General Discussion
In reply to the discussion: Revealed: the top secret rules that allow NSA to use US data without a warrant [View all]DallasNE
(7,404 posts)I think we both have a little clearer picture. I know I made a statement that was too definitive since it relied on assumptions too much. Data mining, by the way is pretty complicated and takes a lot of computing power and that is why I am more dismissive than you appear to be. The only practical time to mine the data is in the same process that builds the database, which could be real-time, because doing it after the fact against 6 months data is just impractical. Data mining involves a process called sound-ex that assigns numeric values to words and then goes plus-minus against the numeric value of words being targeted. Keep in mind how many different languages and dialects there are with the PRISM data (and that is all we are talking about here). If these are targeted words you would want to capture both "terror" and "terrer" but not "terrier", "color" and "colour" but not "collar". In other words simple misspellings and dialects but not similar words.

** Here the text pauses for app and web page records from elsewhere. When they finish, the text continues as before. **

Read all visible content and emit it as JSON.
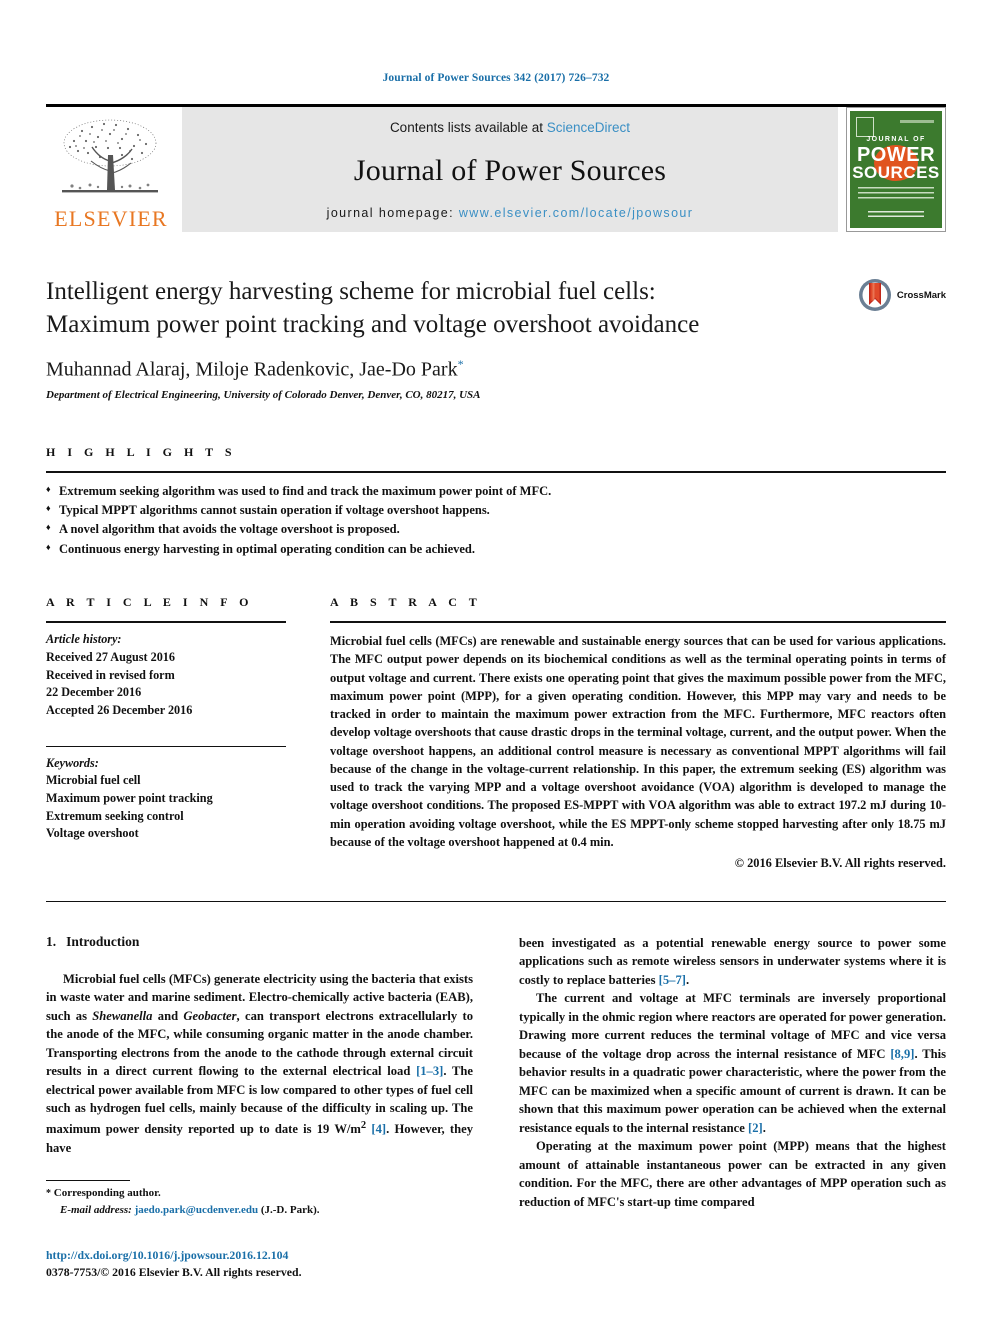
{
  "running_head": "Journal of Power Sources 342 (2017) 726–732",
  "masthead": {
    "contents_prefix": "Contents lists available at ",
    "sciencedirect": "ScienceDirect",
    "journal_title": "Journal of Power Sources",
    "homepage_prefix": "journal homepage: ",
    "homepage_url": "www.elsevier.com/locate/jpowsour",
    "publisher_logo_text": "ELSEVIER",
    "cover": {
      "journal_of": "JOURNAL OF",
      "power": "POWER",
      "sources": "SOURCES"
    }
  },
  "article": {
    "title_line1": "Intelligent energy harvesting scheme for microbial fuel cells:",
    "title_line2": "Maximum power point tracking and voltage overshoot avoidance",
    "authors": "Muhannad Alaraj, Miloje Radenkovic, Jae-Do Park",
    "corresponding_marker": "*",
    "affiliation": "Department of Electrical Engineering, University of Colorado Denver, Denver, CO, 80217, USA",
    "crossmark_label": "CrossMark"
  },
  "highlights": {
    "heading": "H I G H L I G H T S",
    "items": [
      "Extremum seeking algorithm was used to find and track the maximum power point of MFC.",
      "Typical MPPT algorithms cannot sustain operation if voltage overshoot happens.",
      "A novel algorithm that avoids the voltage overshoot is proposed.",
      "Continuous energy harvesting in optimal operating condition can be achieved."
    ]
  },
  "article_info": {
    "heading": "A R T I C L E   I N F O",
    "history_caption": "Article history:",
    "history": [
      "Received 27 August 2016",
      "Received in revised form",
      "22 December 2016",
      "Accepted 26 December 2016"
    ],
    "keywords_caption": "Keywords:",
    "keywords": [
      "Microbial fuel cell",
      "Maximum power point tracking",
      "Extremum seeking control",
      "Voltage overshoot"
    ]
  },
  "abstract": {
    "heading": "A B S T R A C T",
    "text": "Microbial fuel cells (MFCs) are renewable and sustainable energy sources that can be used for various applications. The MFC output power depends on its biochemical conditions as well as the terminal operating points in terms of output voltage and current. There exists one operating point that gives the maximum possible power from the MFC, maximum power point (MPP), for a given operating condition. However, this MPP may vary and needs to be tracked in order to maintain the maximum power extraction from the MFC. Furthermore, MFC reactors often develop voltage overshoots that cause drastic drops in the terminal voltage, current, and the output power. When the voltage overshoot happens, an additional control measure is necessary as conventional MPPT algorithms will fail because of the change in the voltage-current relationship. In this paper, the extremum seeking (ES) algorithm was used to track the varying MPP and a voltage overshoot avoidance (VOA) algorithm is developed to manage the voltage overshoot conditions. The proposed ES-MPPT with VOA algorithm was able to extract 197.2 mJ during 10-min operation avoiding voltage overshoot, while the ES MPPT-only scheme stopped harvesting after only 18.75 mJ because of the voltage overshoot happened at 0.4 min.",
    "copyright": "© 2016 Elsevier B.V. All rights reserved."
  },
  "body": {
    "section_number": "1.",
    "section_title": "Introduction",
    "left_paragraph_parts": {
      "p1_a": "Microbial fuel cells (MFCs) generate electricity using the bacteria that exists in waste water and marine sediment. Electro-chemically active bacteria (EAB), such as ",
      "p1_italic1": "Shewanella",
      "p1_b": " and ",
      "p1_italic2": "Geobacter",
      "p1_c": ", can transport electrons extracellularly to the anode of the MFC, while consuming organic matter in the anode chamber. Transporting electrons from the anode to the cathode through external circuit results in a direct current flowing to the external electrical load ",
      "p1_ref1": "[1–3]",
      "p1_d": ". The electrical power available from MFC is low compared to other types of fuel cell such as hydrogen fuel cells, mainly because of the difficulty in scaling up. The maximum power density reported up to date is 19 W/m",
      "p1_sup": "2",
      "p1_e": " ",
      "p1_ref2": "[4]",
      "p1_f": ". However, they have"
    },
    "right_paragraph_parts": {
      "p1_a": "been investigated as a potential renewable energy source to power some applications such as remote wireless sensors in underwater systems where it is costly to replace batteries ",
      "p1_ref": "[5–7]",
      "p1_b": ".",
      "p2_a": "The current and voltage at MFC terminals are inversely proportional typically in the ohmic region where reactors are operated for power generation. Drawing more current reduces the terminal voltage of MFC and vice versa because of the voltage drop across the internal resistance of MFC ",
      "p2_ref1": "[8,9]",
      "p2_b": ". This behavior results in a quadratic power characteristic, where the power from the MFC can be maximized when a specific amount of current is drawn. It can be shown that this maximum power operation can be achieved when the external resistance equals to the internal resistance ",
      "p2_ref2": "[2]",
      "p2_c": ".",
      "p3": "Operating at the maximum power point (MPP) means that the highest amount of attainable instantaneous power can be extracted in any given condition. For the MFC, there are other advantages of MPP operation such as reduction of MFC's start-up time compared"
    }
  },
  "footnote": {
    "star": "*",
    "corresponding": "Corresponding author.",
    "email_label": "E-mail address:",
    "email": "jaedo.park@ucdenver.edu",
    "email_suffix": "(J.-D. Park)."
  },
  "doi": {
    "url": "http://dx.doi.org/10.1016/j.jpowsour.2016.12.104",
    "issn_line": "0378-7753/© 2016 Elsevier B.V. All rights reserved."
  },
  "colors": {
    "link_blue": "#1a6fa8",
    "sciencedirect_blue": "#3a8fc4",
    "elsevier_orange": "#e87722",
    "cover_green": "#3c7a2e"
  }
}
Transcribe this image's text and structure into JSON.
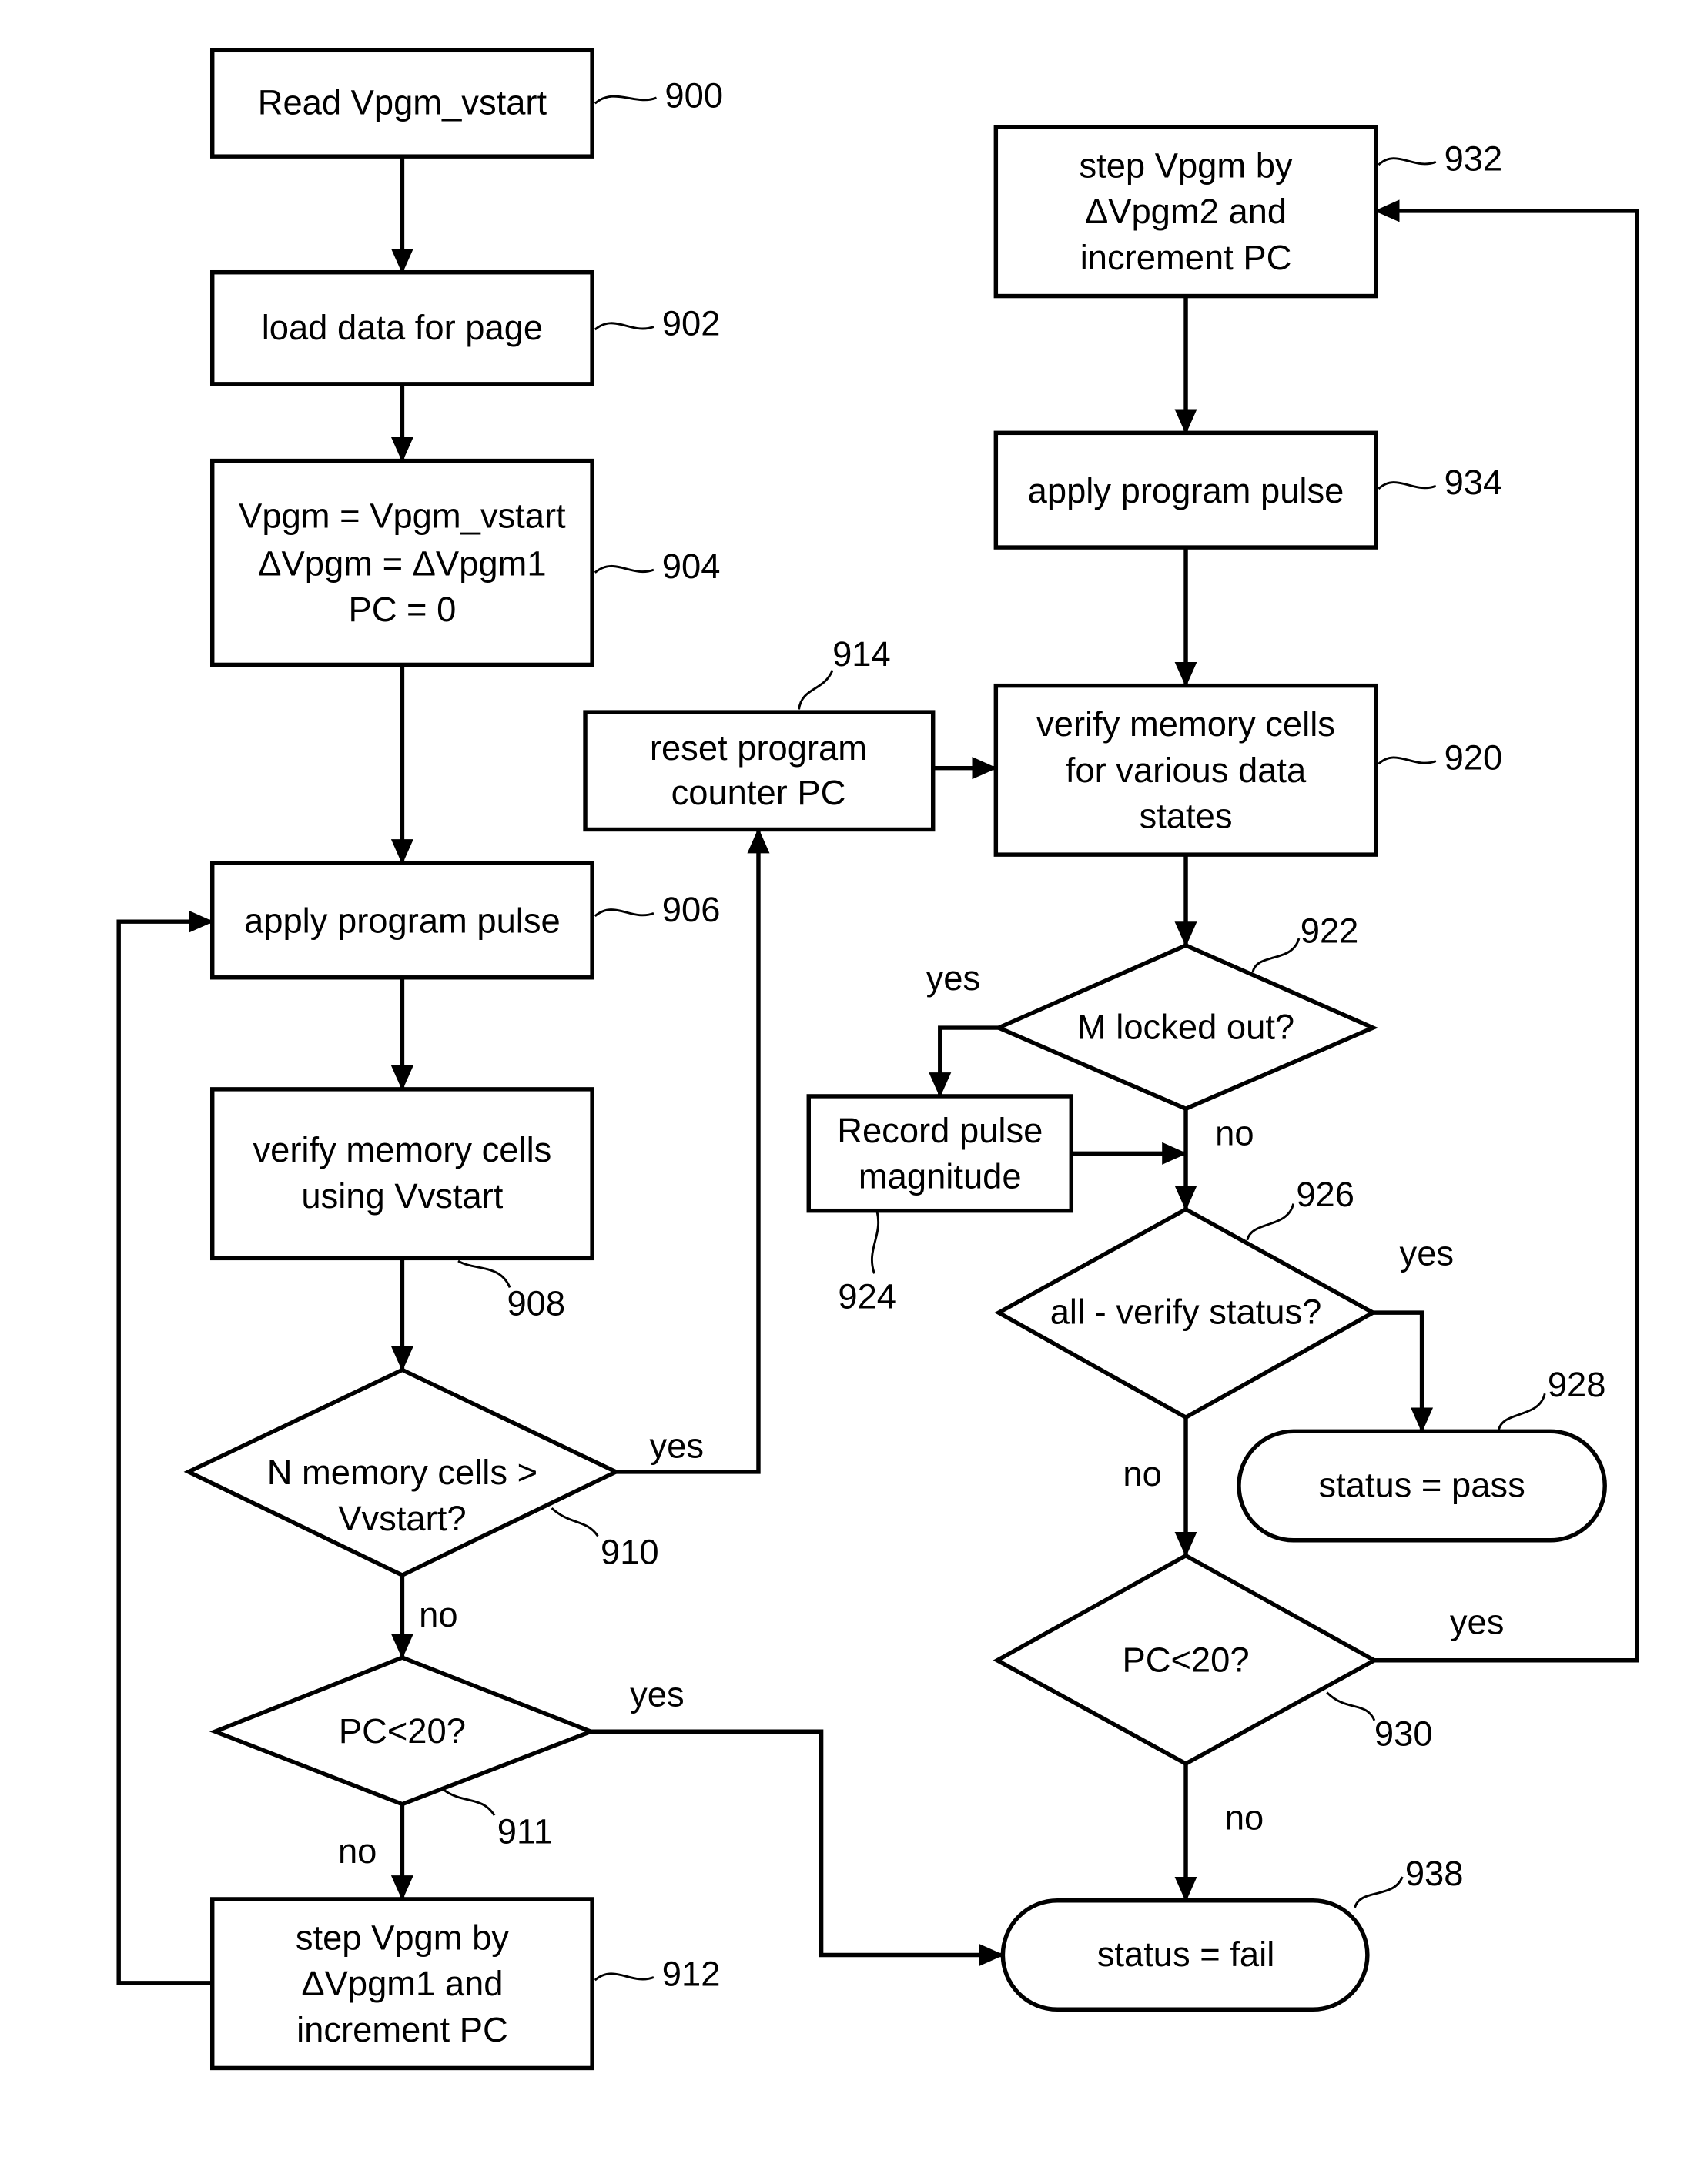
{
  "diagram": {
    "nodes": {
      "n900": {
        "ref": "900",
        "lines": [
          "Read Vpgm_vstart"
        ]
      },
      "n902": {
        "ref": "902",
        "lines": [
          "load data for page"
        ]
      },
      "n904": {
        "ref": "904",
        "lines": [
          "Vpgm = Vpgm_vstart",
          "ΔVpgm = ΔVpgm1",
          "PC = 0"
        ]
      },
      "n906": {
        "ref": "906",
        "lines": [
          "apply program pulse"
        ]
      },
      "n908": {
        "ref": "908",
        "lines": [
          "verify memory cells",
          "using Vvstart"
        ]
      },
      "n910": {
        "ref": "910",
        "lines": [
          "N memory cells >",
          "Vvstart?"
        ]
      },
      "n911": {
        "ref": "911",
        "lines": [
          "PC<20?"
        ]
      },
      "n912": {
        "ref": "912",
        "lines": [
          "step Vpgm by",
          "ΔVpgm1 and",
          "increment PC"
        ]
      },
      "n914": {
        "ref": "914",
        "lines": [
          "reset program",
          "counter PC"
        ]
      },
      "n920": {
        "ref": "920",
        "lines": [
          "verify memory cells",
          "for various data",
          "states"
        ]
      },
      "n922": {
        "ref": "922",
        "lines": [
          "M locked out?"
        ]
      },
      "n924": {
        "ref": "924",
        "lines": [
          "Record pulse",
          "magnitude"
        ]
      },
      "n926": {
        "ref": "926",
        "lines": [
          "all - verify status?"
        ]
      },
      "n928": {
        "ref": "928",
        "lines": [
          "status = pass"
        ]
      },
      "n930": {
        "ref": "930",
        "lines": [
          "PC<20?"
        ]
      },
      "n932": {
        "ref": "932",
        "lines": [
          "step Vpgm by",
          "ΔVpgm2 and",
          "increment PC"
        ]
      },
      "n934": {
        "ref": "934",
        "lines": [
          "apply program pulse"
        ]
      },
      "n938": {
        "ref": "938",
        "lines": [
          "status = fail"
        ]
      }
    },
    "edge_labels": {
      "e910_yes": "yes",
      "e910_no": "no",
      "e911_yes": "yes",
      "e911_no": "no",
      "e922_yes": "yes",
      "e922_no": "no",
      "e926_yes": "yes",
      "e926_no": "no",
      "e930_yes": "yes",
      "e930_no": "no"
    }
  }
}
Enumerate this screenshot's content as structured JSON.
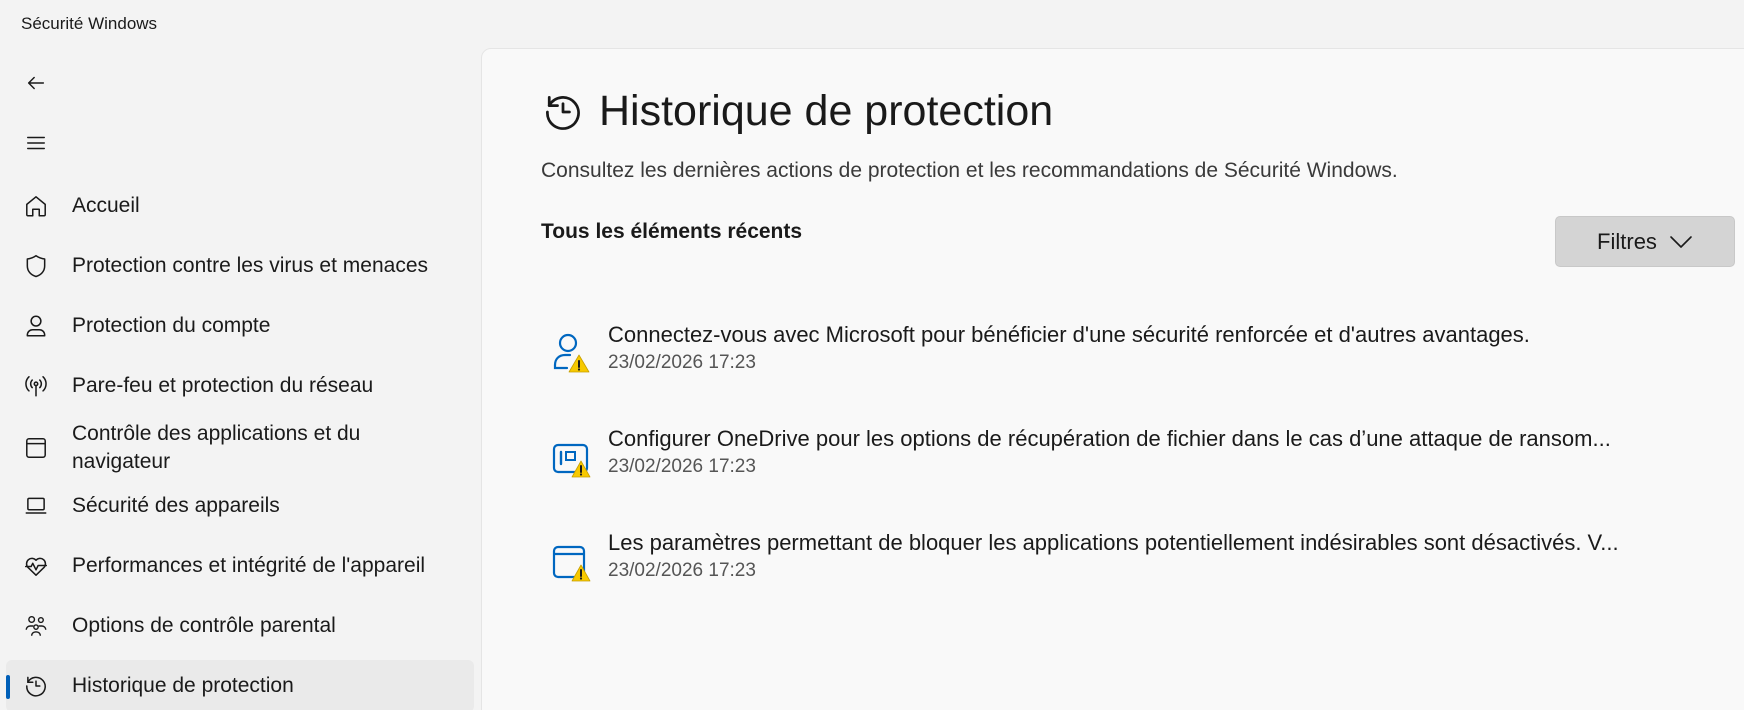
{
  "app": {
    "title": "Sécurité Windows"
  },
  "sidebar": {
    "items": [
      {
        "label": "Accueil",
        "icon": "home-icon"
      },
      {
        "label": "Protection contre les virus et menaces",
        "icon": "shield-icon"
      },
      {
        "label": "Protection du compte",
        "icon": "person-icon"
      },
      {
        "label": "Pare-feu et protection du réseau",
        "icon": "antenna-icon"
      },
      {
        "label": "Contrôle des applications et du navigateur",
        "icon": "browser-window-icon"
      },
      {
        "label": "Sécurité des appareils",
        "icon": "laptop-icon"
      },
      {
        "label": "Performances et intégrité de l'appareil",
        "icon": "heart-pulse-icon"
      },
      {
        "label": "Options de contrôle parental",
        "icon": "family-icon"
      },
      {
        "label": "Historique de protection",
        "icon": "history-icon",
        "selected": true
      }
    ]
  },
  "main": {
    "title": "Historique de protection",
    "description": "Consultez les dernières actions de protection et les recommandations de Sécurité Windows.",
    "section_title": "Tous les éléments récents",
    "filter_label": "Filtres",
    "history": [
      {
        "title": "Connectez-vous avec Microsoft pour bénéficier d'une sécurité renforcée et d'autres avantages.",
        "time": "23/02/2026 17:23",
        "icon": "account-warning-icon"
      },
      {
        "title": "Configurer OneDrive pour les options de récupération de fichier dans le cas d’une attaque de ransom...",
        "time": "23/02/2026 17:23",
        "icon": "ransomware-warning-icon"
      },
      {
        "title": "Les paramètres permettant de bloquer les applications potentiellement indésirables sont désactivés. V...",
        "time": "23/02/2026 17:23",
        "icon": "app-browser-warning-icon"
      }
    ]
  },
  "colors": {
    "accent": "#005fb8",
    "warning": "#f7c900",
    "icon_blue": "#0067c0"
  }
}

Get more sophisticated and you may need to view the context of the word since terrorist like to use code to avoid detection. "Recipe" not in a food context would want to be captured while not capturing it in a food context. (You also would want to pick up someone saying "that would be a recipe for disaster". You may even want different criteria for Google than for Twitter. Like I say, complicated. All of this takes massive computing power against the huge volume of data being captured. Yes, I am a retired IT guy with some experience with sound-ex. One application using this was directory assistance where a caller wants the number for Dick Petersen on Greystone Road and the operator keys in Dick Peterson on Graystone Road and up pops both Richard Petersen on Greystone Circle and Dick Peters on Greystone Circle -- at least they should pop up depending on the tightness of the sound-ex match.